Recovering from a Rough Midterm

  1. With fall break less than a week away, midterm season is in full swing. Whether you’ve already braved your first round of exams and are gearing up for a second or you’re emotionally preparing to tackle that first exam, I bet you’re not thrilled at the prospect. With work piling up and stress building, often not every exam score lives up to your ambitions. Sometimes a rough exam feels like the end of the world. Rationally, you know that there are far worse things. However, that growing panic is not easy to ignore. Here are a few important steps to take when you’re faced with a less-than-ideal exam grade, especially early in the game.
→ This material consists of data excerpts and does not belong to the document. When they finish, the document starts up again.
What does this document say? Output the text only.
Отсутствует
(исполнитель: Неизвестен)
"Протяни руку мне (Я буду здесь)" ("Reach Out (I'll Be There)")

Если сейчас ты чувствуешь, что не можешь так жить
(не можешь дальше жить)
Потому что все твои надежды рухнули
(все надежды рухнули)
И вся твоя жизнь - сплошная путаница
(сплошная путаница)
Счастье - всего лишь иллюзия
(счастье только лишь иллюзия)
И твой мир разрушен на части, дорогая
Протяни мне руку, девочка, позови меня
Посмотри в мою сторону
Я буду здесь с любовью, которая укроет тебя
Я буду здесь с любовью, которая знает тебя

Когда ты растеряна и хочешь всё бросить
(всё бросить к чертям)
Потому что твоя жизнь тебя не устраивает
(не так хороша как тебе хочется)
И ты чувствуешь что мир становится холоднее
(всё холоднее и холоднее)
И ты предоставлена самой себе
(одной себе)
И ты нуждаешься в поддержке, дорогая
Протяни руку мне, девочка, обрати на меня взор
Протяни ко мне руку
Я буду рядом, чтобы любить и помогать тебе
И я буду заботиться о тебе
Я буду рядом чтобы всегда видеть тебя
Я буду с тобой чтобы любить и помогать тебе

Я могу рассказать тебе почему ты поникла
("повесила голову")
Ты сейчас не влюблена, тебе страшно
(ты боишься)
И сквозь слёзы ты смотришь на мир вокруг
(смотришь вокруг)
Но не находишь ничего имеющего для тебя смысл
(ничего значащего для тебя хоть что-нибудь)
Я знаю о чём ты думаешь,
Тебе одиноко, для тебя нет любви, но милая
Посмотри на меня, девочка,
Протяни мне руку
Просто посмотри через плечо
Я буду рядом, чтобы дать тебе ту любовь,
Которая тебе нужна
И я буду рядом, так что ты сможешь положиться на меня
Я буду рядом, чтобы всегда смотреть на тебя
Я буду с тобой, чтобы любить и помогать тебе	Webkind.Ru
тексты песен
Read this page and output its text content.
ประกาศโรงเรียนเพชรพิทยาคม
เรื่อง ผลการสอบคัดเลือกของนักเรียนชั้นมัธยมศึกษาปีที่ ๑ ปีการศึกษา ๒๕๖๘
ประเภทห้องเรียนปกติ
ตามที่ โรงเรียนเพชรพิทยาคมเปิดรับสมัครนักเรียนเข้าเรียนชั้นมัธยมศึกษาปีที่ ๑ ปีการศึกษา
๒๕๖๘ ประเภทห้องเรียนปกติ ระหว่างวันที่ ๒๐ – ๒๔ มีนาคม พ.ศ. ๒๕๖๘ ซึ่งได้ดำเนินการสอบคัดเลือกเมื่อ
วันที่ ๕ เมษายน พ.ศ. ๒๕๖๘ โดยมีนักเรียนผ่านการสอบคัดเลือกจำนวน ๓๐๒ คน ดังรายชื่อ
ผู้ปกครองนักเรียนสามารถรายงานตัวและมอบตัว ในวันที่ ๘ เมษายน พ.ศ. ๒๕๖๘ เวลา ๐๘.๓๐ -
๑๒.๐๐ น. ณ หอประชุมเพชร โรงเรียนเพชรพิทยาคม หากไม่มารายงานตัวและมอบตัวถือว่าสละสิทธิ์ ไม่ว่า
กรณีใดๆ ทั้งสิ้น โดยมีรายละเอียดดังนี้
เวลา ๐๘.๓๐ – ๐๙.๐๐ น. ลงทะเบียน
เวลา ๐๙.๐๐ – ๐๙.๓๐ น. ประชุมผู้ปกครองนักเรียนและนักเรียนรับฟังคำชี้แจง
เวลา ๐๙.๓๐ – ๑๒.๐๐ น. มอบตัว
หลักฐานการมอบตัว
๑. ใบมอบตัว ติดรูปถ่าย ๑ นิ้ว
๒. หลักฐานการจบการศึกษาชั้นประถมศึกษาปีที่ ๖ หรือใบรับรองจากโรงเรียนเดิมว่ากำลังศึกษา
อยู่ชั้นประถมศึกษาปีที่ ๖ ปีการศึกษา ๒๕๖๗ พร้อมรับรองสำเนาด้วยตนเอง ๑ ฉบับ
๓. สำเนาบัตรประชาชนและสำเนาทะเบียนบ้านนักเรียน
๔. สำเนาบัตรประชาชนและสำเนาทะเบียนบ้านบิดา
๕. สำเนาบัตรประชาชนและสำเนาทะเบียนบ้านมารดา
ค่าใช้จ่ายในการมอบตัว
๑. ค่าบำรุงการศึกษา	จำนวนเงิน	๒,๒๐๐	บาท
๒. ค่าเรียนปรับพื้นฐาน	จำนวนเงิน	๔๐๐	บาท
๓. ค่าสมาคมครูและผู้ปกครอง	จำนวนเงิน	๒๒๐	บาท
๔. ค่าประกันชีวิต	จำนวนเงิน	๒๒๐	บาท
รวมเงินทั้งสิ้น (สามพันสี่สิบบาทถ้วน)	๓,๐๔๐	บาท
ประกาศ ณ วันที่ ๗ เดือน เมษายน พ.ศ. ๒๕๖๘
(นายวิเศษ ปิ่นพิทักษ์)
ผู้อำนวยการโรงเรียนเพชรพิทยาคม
  1. Let yourself freak out

That’s right! Sometimes you need to spend a few minutes freaking out. Take two or three full minutes to panic and stress about not getting the grade you wanted. But when your time is up, take a deep breath and make your best effort to let go of the freak out so that you can start the process of getting back on track.

  1. Take a break from thinking about the exam

Especially on the tail end of a freakout, the first step of the process may well be forgetting about the exam for a while. Put the exam face down on your desk and walk away from it for at least twenty-four hours. Go for a run, have dinner with friends, do homework for other classes, maybe watch an episode of your favorite show. Make sure that when you return to the exam to review your mistakes, you have a clear head that’s free of the overwhelming panic that sometimes comes with receiving a less than ideal score.


  1. Reach out to your professor

Reconfiguring your study strategy is a daunting and less-than-fun task. One of the easiest places to start is sending an email to your professor. They are your first, and sometimes best, resource as far as that class goes. Chances are, they will be more than happy to sit down with you and talk through the exam as well as changes you could make to improve your score the next time. Ask how to best prepare for their exams and be sure to ask if there are any additional resources that they recommend checking out.


  1. Make a game plan

After going through your mistakes from the last exam, meeting with your professor, and mentally reviewing your study strategy, start formulating a new approach. What didn’t work last time? Did your professor have any suggestions about the best way to prepare? Did you reach out to classmates who did well or students who took the class before? Do you need to start studying earlier?

Bad exams happen to everyone, and they happen more often than any of us would like them to. However, they aren’t the end of the world, and it is definitely possible to turn your grade around. Who knows, you may even make some valuable connections with classmates or professors in the learning process!